Marina Montanelli was born in Formia (Latina) on 25 May 1985. She graduated in philosophy of language at La Sapienza University in Rome and she is now studying philosophy and critical theory. She has been active in the Onda movement and she is now actively involved in the current student uprising. She is part of the editorial board of UniRiot.
What thread links the political experience of Tute Bianche with the Book Blocs we have seen last autumn on the streets of Rome and London? What is the link between the alter-globalisation movement of Seattle and Genoa and the student and youth movements that are now setting Europe on fire?
These two movements belong to two very different historical and political moments: that one exploded in the peak time of the expansion of globalization, while the current one gives voice to a generational rebellion against the crisis and the policies of austerity launched by most European government.
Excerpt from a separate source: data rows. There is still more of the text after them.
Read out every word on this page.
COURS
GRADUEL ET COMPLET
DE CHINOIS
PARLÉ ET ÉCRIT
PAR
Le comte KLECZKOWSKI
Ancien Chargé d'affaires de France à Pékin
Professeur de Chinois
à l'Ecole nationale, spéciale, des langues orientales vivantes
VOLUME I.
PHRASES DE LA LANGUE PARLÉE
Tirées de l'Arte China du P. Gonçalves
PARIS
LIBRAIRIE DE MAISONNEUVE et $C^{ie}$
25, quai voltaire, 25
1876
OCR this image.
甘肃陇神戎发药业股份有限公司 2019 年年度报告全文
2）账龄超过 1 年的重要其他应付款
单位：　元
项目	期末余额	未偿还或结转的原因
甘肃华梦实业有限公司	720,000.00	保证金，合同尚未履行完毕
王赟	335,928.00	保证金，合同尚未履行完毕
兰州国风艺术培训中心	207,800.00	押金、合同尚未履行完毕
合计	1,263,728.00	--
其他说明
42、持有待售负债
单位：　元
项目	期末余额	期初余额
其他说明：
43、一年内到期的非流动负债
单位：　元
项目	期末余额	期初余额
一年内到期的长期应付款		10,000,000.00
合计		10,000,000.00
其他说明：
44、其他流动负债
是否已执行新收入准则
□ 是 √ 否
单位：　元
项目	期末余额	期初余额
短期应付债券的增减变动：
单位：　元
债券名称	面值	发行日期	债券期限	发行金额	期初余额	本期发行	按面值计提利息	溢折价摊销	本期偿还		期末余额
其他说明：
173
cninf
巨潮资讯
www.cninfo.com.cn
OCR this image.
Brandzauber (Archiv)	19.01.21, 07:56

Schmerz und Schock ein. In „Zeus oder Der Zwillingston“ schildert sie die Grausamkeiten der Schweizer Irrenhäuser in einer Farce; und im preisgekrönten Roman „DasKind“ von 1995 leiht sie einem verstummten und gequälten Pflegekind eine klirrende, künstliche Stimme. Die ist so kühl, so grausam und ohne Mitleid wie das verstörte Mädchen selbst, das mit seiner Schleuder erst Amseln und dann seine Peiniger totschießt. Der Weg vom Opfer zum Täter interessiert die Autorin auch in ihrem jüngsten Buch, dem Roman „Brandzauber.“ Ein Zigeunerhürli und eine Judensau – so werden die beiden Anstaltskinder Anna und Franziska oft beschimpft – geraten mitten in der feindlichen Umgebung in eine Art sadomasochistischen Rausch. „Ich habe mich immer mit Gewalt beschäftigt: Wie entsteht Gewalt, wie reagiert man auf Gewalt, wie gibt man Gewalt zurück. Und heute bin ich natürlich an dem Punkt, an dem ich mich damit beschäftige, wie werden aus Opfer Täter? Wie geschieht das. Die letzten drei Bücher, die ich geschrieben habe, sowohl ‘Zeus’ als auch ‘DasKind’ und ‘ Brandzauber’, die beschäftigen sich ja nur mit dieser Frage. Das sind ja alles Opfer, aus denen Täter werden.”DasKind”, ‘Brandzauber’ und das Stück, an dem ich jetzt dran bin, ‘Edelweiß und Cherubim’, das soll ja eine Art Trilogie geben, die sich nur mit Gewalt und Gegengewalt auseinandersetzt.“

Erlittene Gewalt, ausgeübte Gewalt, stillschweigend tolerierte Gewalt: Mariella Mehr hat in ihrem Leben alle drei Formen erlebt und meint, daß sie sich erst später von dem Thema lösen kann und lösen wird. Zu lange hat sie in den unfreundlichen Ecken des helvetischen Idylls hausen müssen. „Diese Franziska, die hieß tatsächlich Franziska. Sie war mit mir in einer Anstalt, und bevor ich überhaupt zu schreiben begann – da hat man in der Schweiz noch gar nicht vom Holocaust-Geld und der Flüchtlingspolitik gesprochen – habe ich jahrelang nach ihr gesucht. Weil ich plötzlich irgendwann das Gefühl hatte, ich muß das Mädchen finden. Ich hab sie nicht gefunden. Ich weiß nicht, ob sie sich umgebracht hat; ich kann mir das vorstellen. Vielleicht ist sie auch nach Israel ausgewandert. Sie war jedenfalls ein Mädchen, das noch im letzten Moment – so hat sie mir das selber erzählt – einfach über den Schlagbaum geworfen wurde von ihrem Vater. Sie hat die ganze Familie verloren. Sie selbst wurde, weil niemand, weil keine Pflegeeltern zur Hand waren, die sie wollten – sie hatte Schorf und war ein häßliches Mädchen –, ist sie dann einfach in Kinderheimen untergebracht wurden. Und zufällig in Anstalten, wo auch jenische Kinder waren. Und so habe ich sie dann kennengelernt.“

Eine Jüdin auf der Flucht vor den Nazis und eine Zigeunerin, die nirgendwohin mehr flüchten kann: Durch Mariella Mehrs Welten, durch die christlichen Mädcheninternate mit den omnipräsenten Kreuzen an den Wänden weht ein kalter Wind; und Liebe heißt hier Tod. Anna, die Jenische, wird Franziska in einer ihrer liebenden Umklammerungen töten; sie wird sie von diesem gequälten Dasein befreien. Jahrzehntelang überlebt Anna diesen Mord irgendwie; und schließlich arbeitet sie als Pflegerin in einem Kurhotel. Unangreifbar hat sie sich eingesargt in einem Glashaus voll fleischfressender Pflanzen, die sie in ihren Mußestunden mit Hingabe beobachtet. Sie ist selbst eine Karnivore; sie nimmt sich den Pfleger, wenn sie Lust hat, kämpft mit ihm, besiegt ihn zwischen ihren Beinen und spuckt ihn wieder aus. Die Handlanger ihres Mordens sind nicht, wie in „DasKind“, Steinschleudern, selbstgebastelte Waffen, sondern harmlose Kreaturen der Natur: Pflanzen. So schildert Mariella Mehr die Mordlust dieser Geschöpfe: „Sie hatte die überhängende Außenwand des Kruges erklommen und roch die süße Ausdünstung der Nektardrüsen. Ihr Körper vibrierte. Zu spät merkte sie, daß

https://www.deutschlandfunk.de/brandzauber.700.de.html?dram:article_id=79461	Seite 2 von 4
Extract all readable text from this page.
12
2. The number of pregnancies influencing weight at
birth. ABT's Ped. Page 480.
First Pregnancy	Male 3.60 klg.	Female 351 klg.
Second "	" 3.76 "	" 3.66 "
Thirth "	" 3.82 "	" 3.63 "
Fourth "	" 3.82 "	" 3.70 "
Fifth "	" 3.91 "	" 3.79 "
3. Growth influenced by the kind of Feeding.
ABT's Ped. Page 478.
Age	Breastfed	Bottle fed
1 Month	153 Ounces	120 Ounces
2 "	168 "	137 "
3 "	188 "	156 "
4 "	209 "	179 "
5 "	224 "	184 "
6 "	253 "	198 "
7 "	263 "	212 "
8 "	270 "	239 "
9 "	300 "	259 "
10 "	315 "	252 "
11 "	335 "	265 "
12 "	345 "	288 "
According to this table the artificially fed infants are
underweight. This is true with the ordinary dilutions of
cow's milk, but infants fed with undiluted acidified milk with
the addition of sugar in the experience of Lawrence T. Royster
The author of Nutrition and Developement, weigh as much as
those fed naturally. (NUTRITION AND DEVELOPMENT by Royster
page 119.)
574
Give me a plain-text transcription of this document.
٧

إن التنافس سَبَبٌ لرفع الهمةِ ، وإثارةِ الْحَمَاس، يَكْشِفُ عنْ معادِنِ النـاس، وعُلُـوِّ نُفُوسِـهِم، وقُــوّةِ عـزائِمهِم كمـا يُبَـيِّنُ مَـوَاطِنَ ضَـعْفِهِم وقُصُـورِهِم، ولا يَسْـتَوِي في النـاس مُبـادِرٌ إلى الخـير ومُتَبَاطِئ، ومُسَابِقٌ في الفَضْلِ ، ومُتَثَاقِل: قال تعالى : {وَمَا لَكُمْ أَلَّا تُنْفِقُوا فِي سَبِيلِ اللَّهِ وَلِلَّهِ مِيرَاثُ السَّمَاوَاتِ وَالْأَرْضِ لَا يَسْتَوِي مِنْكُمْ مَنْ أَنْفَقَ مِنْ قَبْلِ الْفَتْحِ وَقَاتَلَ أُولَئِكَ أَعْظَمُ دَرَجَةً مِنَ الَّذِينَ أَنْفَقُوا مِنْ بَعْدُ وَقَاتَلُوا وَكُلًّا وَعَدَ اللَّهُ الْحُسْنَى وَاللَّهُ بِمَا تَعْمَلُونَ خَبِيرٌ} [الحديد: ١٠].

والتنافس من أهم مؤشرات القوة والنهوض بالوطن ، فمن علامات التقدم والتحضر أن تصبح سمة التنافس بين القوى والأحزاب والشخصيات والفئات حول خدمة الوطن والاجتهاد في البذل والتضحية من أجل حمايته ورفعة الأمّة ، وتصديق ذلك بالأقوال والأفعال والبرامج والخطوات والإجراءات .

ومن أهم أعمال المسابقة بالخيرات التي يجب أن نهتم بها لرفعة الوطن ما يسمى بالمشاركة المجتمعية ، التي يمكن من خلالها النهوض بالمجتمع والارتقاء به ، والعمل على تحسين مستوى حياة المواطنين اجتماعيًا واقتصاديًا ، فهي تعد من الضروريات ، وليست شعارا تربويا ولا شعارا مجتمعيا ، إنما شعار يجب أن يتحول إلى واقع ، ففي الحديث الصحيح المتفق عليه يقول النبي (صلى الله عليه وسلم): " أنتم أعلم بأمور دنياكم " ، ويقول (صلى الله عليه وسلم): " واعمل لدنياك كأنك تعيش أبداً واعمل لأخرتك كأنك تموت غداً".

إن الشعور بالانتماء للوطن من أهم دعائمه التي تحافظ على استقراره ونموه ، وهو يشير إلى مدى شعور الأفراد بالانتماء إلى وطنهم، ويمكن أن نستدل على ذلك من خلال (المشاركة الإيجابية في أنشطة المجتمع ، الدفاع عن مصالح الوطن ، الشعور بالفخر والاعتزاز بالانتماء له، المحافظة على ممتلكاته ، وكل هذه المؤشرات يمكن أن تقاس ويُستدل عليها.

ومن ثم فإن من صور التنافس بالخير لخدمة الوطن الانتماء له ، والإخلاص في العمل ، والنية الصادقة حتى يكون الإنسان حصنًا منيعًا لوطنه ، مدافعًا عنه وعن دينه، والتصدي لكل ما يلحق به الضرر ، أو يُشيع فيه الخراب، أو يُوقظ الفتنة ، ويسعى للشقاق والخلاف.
Also, while Tute Bianche practiced civil disobedience and used shields and helmets as part of a long-term identity and political project, the current student movements focus on multiplying conflict: from the creation of Book Blocs to interrupting traffic on roads and stations, from the occupation of universities and monuments to assaulting the palaces of power.
However, there are some elements of continuity as well: the relationship between conflict and consensus, strong in the Tute Bianche experience, is now re-emerging in the line of action of the student movement; the critique of globalization of Genoa and Seattle returns today in the defense of the welfare state against the infinite violence of banks. The utopian vigor of the ‘another world is possible’ is now lost, but the awareness that another world is necessary remains as strong within the systemic crisis of global capitalism.